Joslin study indicates insulin receptors play a critical role in promoting islet growth

A new Joslin-led study has identified the insulin receptor as an important protein that promotes islet cell growth in mice whose bodies are unable to use insulin properly, or are insulin resistant, a precursor to type 2 diabetes.

Since the body's natural response to insulin resistance is to increase insulin secretion from the pancreas and grow more islet cells, also known as beta cells, harnessing this growth response could lead to new treatments for type 2 diabetes. The study appears in the early online edition of this week's Proceedings of the National Academy of Sciences.

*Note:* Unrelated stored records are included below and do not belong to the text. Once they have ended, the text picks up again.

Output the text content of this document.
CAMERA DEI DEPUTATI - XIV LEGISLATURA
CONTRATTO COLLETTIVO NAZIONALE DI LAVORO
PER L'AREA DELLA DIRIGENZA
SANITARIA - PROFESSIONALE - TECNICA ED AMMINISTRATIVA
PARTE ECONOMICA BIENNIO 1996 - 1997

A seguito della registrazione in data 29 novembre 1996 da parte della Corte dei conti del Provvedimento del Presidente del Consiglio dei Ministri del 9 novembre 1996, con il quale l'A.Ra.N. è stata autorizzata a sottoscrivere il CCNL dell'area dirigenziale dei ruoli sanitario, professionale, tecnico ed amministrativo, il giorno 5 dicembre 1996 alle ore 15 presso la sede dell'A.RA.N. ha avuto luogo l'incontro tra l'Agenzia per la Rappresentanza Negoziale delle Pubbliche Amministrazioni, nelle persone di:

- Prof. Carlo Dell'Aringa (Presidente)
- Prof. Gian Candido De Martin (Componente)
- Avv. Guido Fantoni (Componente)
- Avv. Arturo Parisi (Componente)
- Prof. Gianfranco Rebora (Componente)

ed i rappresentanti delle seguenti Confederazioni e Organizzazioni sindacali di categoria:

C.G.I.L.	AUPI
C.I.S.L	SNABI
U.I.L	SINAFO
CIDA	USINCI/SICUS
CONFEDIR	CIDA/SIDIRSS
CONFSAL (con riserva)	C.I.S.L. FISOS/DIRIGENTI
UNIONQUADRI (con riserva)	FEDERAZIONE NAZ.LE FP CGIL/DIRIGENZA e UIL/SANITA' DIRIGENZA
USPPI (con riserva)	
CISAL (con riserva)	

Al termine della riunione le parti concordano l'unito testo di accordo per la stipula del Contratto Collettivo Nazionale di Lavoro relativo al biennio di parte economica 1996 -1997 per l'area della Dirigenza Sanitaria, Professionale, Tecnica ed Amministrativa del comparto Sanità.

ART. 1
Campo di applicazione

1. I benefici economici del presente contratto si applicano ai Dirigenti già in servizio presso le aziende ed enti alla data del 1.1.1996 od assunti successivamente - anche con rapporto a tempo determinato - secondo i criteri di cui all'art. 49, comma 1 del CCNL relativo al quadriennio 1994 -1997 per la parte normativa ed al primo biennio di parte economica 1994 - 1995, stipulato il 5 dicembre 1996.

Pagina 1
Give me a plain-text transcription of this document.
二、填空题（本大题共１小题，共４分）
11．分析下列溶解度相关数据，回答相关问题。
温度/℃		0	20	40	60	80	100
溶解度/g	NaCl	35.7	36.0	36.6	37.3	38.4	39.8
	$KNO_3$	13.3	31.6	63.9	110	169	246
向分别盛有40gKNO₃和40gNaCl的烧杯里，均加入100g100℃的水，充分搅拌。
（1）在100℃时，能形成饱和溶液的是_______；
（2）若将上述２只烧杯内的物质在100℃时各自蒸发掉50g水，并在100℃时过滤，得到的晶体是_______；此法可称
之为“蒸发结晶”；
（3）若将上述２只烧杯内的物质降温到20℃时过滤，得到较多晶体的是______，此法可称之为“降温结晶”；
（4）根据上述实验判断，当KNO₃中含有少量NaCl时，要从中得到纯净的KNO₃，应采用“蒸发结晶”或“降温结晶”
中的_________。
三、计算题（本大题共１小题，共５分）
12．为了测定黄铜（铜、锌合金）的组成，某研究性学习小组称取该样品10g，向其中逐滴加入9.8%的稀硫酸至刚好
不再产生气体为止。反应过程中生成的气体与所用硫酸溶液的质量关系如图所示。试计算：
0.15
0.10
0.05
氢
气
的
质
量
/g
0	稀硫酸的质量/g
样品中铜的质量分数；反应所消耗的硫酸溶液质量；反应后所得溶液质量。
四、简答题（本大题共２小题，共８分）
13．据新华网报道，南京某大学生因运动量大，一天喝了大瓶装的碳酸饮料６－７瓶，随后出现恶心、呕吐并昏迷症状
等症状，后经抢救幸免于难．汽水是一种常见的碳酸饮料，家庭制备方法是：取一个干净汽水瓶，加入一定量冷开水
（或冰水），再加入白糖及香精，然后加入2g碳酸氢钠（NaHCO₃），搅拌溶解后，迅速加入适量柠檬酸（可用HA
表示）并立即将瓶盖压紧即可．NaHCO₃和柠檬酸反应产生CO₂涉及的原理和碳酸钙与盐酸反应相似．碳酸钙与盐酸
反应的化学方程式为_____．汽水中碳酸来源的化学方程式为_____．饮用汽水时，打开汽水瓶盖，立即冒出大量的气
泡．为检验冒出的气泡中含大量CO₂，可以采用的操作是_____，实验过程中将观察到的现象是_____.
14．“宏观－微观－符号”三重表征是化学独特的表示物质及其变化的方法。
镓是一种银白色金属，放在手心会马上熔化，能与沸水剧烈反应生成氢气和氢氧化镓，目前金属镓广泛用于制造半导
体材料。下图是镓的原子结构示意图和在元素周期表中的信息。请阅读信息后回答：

“The failure to grow more functional beta cells (also called compensatory islet cell growth response) leads to overt diabetes,” said Rohit N. Kulkarni, M.D., Ph.D., Investigator at Joslin Diabetes Center and Assistant Professor of Medicine at Harvard Medical School, who led the study. “If we can identify the key signaling proteins critical for the islet cell growth response, we can develop potential therapeutic targets to enhance the growth of beta cells.”

There are two proteins that mediate the effects of growth factors in beta cells, the insulin-producing cells in the pancreas: insulin receptor, a protein that mediates the action of insulin, and IGF-1 receptor, another protein that closely resembles the insulin receptor and mediates the action of insulin-like-growth factor (IGF-I), a hormone and growth factor. These two receptors have been a major focus of research studies by Dr. Kulkarni and others at Joslin Diabetes Center who want to better understand beta cell growth and functioning so that these essential cells can be increased in people with diabetes.

In type 2 diabetes, the body doesn't produce enough insulin and/or is unable to use insulin properly (insulin resistance). This form of diabetes usually occurs in people who are over 40, overweight, and have a family history of diabetes, although today it is increasingly occurring in younger people, including adolescents. For reasons that are still unknown, islet cells malfunction in people with type 2 diabetes and their bodies are unable to compensate. By investigating the cellular mechanisms that affect islet cell growth and development, Joslin researchers hope to improve the process to better treat type 2 diabetes, the most common form of diabetes.

This study investigated whether insulin receptors in the beta cell play a key role in promoting their growth as a response to overcome insulin resistance. A state of transient insulin resistance occurs naturally during pregnancy and puberty, but without causing diabetes in most people because the beta cells are able to grow and secrete more insulin to easily overcome the insulin resistance. It is when the beta cells fail to grow and secrete more insulin in these states that overt diabetes develops.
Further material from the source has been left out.